The Marxistisk-Leninistisk Enhedsforbund (English: Marxist–Leninist Unity League) or MLE was a Marxist-Leninist political party in Denmark which existed from 1972 until 1975.

== History ==
The party was established amongst the house squatters' milieu in March 1972 as Den revolutionære Boligorganisation marxister-leninister (English: Revolutionary Inhabitants Organization marxist-leninists) or BOm-l. It was headed by a Central Committee and published the BOml bulletin.

BOm-l had a similar platform to the Communist League Marxist-Leninists (KFML). Discussions were held between the two groups about a merger, and BOm-l declared that they were ready to accept the political leadership of KFML, wherein they would become a 'sectoral organization' of KFML. This sparked new enthusiasm within KFML. However the cultural differences between the theoretical-ideological KFML and the "activist" BOm-l proved to be too large, and the two organizations quickly went from allies to rivals.
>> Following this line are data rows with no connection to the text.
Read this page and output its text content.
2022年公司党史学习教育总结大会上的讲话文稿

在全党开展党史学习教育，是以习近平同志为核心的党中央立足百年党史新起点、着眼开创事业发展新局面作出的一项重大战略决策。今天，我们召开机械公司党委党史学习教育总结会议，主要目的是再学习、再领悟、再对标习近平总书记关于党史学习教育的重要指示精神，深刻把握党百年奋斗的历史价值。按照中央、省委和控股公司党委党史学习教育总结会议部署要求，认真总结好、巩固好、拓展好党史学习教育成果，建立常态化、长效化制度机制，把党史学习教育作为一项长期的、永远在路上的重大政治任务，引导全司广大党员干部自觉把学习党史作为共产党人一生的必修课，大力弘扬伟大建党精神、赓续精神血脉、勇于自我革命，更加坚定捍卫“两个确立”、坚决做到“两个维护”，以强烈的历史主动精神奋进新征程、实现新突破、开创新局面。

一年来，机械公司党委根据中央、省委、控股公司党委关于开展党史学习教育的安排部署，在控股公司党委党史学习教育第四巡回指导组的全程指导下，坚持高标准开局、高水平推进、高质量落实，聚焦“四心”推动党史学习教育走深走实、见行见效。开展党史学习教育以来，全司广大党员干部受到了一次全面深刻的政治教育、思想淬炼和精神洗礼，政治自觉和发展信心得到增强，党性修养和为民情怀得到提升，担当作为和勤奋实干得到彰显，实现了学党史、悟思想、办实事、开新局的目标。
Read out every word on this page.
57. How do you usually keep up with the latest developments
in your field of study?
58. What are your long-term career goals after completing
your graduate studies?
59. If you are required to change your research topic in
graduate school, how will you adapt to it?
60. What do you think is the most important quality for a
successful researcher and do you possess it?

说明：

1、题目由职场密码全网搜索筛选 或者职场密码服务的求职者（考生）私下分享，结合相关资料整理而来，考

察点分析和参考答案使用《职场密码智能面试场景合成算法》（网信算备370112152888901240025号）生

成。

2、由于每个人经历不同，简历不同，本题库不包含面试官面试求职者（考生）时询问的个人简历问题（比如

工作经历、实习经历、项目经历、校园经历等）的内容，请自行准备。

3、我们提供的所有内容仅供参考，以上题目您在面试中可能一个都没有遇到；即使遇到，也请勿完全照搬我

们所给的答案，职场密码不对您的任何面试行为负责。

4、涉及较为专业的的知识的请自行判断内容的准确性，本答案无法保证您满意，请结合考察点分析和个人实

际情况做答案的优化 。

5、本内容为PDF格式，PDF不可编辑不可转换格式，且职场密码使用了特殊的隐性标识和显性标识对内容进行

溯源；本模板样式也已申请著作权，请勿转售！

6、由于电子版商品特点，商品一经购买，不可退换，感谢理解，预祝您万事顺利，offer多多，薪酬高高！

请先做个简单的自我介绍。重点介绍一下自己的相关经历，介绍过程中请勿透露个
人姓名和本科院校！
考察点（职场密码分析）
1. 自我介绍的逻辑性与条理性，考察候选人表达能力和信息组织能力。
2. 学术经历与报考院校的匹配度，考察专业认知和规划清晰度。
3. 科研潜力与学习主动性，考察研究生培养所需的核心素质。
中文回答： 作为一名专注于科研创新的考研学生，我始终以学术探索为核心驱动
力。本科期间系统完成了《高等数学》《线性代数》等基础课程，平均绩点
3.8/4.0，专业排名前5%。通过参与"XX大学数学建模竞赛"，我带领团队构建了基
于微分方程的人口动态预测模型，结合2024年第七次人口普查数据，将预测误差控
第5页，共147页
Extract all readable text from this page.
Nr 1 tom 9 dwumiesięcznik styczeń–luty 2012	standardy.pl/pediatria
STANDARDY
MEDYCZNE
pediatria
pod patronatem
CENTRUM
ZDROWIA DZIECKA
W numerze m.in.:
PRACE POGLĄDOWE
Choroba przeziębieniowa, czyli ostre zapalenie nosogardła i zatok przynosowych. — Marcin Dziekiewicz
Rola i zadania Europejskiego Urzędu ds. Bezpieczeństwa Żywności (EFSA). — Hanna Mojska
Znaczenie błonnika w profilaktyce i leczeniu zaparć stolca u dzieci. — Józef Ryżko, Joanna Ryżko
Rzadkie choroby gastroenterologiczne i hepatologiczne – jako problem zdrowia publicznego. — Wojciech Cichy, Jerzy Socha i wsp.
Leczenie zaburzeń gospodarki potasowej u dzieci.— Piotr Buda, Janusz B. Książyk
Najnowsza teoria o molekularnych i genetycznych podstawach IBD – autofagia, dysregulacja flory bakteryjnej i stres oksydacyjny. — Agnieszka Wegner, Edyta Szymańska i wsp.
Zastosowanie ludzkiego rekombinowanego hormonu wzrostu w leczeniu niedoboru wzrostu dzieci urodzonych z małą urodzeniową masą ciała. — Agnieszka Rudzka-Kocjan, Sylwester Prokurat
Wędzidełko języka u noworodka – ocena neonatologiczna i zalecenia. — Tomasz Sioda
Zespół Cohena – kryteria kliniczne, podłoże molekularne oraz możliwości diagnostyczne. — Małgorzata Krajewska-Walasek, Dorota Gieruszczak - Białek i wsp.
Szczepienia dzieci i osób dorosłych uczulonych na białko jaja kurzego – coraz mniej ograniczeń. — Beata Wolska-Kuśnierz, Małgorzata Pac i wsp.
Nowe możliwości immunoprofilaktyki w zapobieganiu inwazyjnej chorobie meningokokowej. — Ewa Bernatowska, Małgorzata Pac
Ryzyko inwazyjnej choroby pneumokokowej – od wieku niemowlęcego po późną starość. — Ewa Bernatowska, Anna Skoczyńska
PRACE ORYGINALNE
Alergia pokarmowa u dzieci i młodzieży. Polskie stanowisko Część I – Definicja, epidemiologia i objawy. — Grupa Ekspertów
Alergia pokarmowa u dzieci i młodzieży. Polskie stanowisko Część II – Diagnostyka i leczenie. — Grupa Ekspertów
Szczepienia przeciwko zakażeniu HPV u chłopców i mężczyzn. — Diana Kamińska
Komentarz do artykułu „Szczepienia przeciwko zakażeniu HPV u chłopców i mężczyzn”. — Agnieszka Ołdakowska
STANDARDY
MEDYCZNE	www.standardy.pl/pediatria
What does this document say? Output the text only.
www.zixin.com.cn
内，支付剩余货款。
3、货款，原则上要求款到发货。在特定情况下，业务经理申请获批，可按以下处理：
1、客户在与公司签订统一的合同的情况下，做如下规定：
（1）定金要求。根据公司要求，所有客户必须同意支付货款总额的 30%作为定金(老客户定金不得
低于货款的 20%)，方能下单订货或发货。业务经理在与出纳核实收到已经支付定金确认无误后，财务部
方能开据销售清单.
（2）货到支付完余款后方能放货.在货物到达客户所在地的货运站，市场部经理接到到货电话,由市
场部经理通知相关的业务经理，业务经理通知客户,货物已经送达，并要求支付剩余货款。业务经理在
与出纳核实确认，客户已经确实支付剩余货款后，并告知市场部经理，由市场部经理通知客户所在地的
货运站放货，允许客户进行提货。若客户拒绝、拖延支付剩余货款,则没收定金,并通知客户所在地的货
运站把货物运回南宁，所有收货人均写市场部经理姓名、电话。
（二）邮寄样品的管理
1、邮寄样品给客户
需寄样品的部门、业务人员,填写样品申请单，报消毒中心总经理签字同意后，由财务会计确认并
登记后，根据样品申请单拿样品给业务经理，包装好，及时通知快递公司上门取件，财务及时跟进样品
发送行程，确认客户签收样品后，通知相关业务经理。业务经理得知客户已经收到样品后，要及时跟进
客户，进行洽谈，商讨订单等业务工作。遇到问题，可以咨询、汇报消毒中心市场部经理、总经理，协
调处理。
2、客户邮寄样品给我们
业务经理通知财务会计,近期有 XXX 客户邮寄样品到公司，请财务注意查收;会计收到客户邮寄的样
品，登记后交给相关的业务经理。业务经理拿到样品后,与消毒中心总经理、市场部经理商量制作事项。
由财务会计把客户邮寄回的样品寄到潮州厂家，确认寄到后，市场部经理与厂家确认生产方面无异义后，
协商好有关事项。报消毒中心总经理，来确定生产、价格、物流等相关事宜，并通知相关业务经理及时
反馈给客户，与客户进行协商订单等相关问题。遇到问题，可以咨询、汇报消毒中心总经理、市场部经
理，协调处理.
The split was final when BOm-l reconstituted itself as the Marxistisk-Leninistisk Enhedsforbund (MLE) in February 1973.

MLE and KFML had almost identical programs and both sought recognition from the same foreign parties, such as AKP(ml) (Norway) and KFML (Sweden). In 1974 there was a split in MLE, and about 50% of its members joined KFML. In 1975 MLE was dissolved and the majority of its remaining cadre joined KFML.

== Platform ==
MLE declared itself to be "a communist, Marxist-Leninist organization that puts as its goal the armed, socialist revolution and the construction of the dictatorship of the proletariat in Denmark". MLE struggled actively against Danish membership in the European Economic Community. However, MLE distanced itself from the main anti-EEC movement, the Popular Movement. Instead MLE launched its own anti-EEC front, Arbejderkomiteerne mod EEC (English: Workers Committees against EEC).

MLE published the political newspaper, Tjen Folket.